Arguments opposing innocence attach to a suspect when LEO investigators convince a prosecutor to file charges. It continues after either a plea bargain, which avoids the trial stage confirms guilt or a conviction after trial. The prosecutors’ response to any defendant’s appeal of a conviction contains a combination of admonishments supporting due process (i.e. legal technicalities) being present throughout all law enforcement and legal proceedings and a ‘beyond a reasonable doubt’ amount of multiple types of evidence t proven to that level of certainty. In essence the DA response is a complete confirmation of guilt. Standards for a conviction to be reversed (i.e. vacated, overturned, quashed) are high and of course vary amongst the states and federal criminal system. Two states allow a failure of expert testimony via ‘junk science statutes’ to be substantial basis for a reversal. They are California and Texas. Most other states follow their collection of case law where the lawyers and judges from the past control the reins regarding forensic admissibility. That’s proven contrary to a number of those specific cases promulgating the use of bitemark matching, hair matching and bullet lead matching were later vacated due to DNA.

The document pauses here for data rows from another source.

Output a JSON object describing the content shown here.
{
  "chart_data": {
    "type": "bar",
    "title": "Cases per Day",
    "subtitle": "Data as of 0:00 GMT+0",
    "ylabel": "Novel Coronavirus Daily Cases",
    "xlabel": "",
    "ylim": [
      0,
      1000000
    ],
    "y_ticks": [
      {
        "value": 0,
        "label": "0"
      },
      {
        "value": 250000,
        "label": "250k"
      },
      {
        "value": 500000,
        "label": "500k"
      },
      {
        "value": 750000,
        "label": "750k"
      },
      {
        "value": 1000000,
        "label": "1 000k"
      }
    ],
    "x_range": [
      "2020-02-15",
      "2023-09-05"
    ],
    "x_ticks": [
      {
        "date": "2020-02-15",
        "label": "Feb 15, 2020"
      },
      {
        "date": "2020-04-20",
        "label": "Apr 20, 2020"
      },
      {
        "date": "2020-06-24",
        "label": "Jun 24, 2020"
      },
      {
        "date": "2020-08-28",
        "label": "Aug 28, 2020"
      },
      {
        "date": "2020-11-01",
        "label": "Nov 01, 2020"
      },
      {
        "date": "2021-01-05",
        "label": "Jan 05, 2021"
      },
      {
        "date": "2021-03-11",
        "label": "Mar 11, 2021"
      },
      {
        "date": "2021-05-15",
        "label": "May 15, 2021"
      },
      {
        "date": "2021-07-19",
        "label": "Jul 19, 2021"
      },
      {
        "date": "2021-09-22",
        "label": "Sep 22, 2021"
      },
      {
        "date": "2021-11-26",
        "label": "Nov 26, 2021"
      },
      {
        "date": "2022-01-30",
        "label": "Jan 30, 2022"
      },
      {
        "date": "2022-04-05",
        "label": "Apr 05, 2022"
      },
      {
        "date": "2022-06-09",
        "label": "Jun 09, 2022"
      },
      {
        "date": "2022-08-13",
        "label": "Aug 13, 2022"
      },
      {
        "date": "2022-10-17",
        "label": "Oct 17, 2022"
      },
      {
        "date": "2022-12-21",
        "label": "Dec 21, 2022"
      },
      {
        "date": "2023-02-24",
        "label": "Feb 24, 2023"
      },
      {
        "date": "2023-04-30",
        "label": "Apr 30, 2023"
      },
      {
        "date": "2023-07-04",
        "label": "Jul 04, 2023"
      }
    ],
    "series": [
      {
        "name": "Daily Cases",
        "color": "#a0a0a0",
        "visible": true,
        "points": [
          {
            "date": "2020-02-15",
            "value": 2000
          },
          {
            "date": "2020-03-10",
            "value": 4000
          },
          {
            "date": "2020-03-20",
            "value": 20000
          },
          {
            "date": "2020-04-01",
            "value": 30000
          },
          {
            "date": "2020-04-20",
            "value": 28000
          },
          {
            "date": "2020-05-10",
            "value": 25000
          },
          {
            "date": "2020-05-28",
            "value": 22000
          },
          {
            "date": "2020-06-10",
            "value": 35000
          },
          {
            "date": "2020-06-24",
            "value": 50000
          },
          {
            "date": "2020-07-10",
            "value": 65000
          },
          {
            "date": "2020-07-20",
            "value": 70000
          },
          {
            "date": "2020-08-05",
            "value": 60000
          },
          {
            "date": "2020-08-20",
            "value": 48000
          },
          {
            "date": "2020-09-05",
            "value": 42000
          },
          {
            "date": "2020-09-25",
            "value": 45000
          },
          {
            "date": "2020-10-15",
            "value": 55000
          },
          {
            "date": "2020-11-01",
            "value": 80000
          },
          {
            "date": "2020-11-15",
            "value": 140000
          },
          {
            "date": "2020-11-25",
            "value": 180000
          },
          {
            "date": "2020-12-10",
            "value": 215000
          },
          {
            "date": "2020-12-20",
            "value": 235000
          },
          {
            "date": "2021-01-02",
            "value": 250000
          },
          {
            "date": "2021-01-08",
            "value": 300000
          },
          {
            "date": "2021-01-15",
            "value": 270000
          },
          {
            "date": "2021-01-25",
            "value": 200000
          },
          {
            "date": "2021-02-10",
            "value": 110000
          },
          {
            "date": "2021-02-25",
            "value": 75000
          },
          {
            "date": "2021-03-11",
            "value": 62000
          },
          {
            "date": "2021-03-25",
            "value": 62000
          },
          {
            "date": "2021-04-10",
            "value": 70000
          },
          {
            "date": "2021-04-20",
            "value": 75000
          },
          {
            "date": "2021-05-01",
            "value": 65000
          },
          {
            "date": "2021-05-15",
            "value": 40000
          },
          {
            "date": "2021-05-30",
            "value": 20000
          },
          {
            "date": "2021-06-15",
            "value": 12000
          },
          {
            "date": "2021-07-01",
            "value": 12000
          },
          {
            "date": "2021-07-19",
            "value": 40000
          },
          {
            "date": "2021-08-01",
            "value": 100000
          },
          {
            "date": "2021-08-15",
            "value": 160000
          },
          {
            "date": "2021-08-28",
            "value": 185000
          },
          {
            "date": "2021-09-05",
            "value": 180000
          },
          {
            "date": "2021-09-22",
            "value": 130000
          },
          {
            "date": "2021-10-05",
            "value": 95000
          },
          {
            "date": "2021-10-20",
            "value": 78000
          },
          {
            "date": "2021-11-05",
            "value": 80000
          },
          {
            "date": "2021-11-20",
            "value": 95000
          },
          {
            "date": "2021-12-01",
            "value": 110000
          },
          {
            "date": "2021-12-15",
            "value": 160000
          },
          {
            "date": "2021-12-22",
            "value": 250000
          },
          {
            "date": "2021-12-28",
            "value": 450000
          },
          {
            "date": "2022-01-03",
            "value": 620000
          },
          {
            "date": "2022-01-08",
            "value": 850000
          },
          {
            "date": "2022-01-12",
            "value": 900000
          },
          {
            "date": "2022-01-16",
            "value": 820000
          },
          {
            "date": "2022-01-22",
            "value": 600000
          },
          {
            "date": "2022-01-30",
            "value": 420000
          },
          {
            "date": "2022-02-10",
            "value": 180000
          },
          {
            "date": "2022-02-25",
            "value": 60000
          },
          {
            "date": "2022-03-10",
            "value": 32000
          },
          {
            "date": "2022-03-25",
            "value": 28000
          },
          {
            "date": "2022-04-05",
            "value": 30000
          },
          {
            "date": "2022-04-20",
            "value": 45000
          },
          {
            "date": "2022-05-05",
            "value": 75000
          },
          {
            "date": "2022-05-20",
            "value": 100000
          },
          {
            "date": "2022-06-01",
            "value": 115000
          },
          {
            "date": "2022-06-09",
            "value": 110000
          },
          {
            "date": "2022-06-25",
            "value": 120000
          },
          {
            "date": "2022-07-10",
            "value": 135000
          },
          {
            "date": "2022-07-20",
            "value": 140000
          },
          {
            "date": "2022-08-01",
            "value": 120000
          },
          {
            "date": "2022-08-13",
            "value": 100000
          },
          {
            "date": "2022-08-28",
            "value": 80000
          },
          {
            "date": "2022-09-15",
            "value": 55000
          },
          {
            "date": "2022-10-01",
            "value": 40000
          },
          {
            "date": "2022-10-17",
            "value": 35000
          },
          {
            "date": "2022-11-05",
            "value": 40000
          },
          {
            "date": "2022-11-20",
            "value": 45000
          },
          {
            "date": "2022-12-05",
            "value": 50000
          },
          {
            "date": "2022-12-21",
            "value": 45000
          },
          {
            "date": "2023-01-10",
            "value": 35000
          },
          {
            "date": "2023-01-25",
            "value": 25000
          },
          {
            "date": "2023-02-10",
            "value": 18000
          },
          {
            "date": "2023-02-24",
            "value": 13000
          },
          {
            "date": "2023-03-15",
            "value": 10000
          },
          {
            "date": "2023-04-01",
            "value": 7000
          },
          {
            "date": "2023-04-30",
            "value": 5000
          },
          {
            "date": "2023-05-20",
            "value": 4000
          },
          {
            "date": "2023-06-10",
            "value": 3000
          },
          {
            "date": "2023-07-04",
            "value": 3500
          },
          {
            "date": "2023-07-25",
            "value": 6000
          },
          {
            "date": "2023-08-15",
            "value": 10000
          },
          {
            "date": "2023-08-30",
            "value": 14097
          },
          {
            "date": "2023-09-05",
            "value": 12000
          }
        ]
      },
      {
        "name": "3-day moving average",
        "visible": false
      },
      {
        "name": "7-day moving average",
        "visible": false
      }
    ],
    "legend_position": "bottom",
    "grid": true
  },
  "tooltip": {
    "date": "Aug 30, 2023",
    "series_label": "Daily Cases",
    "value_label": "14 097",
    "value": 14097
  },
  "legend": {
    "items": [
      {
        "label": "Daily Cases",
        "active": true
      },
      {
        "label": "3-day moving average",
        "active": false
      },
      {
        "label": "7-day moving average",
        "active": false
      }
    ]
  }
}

So what is the success rate of prosecutors sustaining their convictions after a plea or trial? Or conversely, how many appeals are successful in exonerating a defendant? If one is high and obviously the other must be very low.
At the outset of this inquiry, much of the outcome depends on definitions of ‘reversal on the merits’ and a few other legal terms. Those are covered below. Remember we are NOT talking about exonerations which are a court’s declaration of innocence and are numerically rare. The reversal of a conviction stills allows a prosecutor to retry the defendant. Under certain circumstances there is a limit limit to recharge a defendant based on a DA’s theory that guilt can still be proven. That’s clearing be shown in a high percentage of Innocence Project cases where the retry “intention” was the first words out of a prosecutors clearly showed in the media.

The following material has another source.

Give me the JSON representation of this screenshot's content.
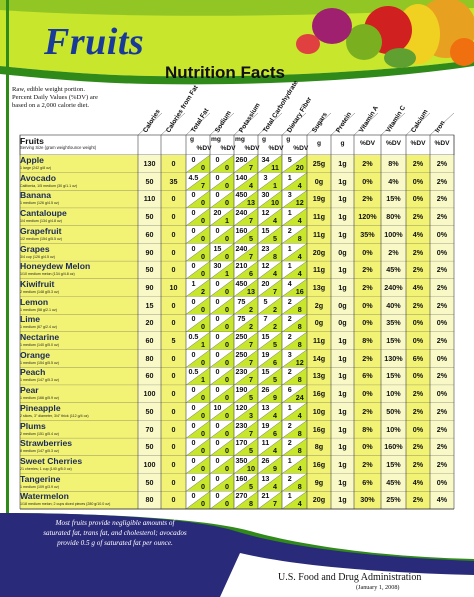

I was only able to find information from the US Court of Appeals 2d District. (Conn, New York, Vermont). There are 13 such Districts. Will it be representative to all the others?
My primary source is this from Prison Legal News titled: “What are the Odds of Complete Reversal after Conviction in the Second Circuit.” So at the get-go, we are looking at ONE jurisdiction of a court of appeals ONE geographical location.
Here’s what they found towards the end of their study:
“We were left with a list of 1,985 cases involving direct appeals from trial convictions in the Second Circuit between January 1, 2000 and May 31, 2013.2 It is often said that defendants are entitled to a fair trial, not a perfect trial, and so the percentage of complete reversals should reflect the percentage of cases in which appellate judges determined that the defendant did not receive a fundamentally fair trial. If the judges are guided by this rule, then it follows that they collectively believe that more than 96 percent of trials are fundamentally fair; our research reveals that over the 13 years we examined, the rate of complete reversals was approximately 3.78 percent.”
Under the section “reversal rates” they break down these quashing events according to specific judges and which judges who wrote opinions that were reversed.
OMG. Judge shopping is the last section.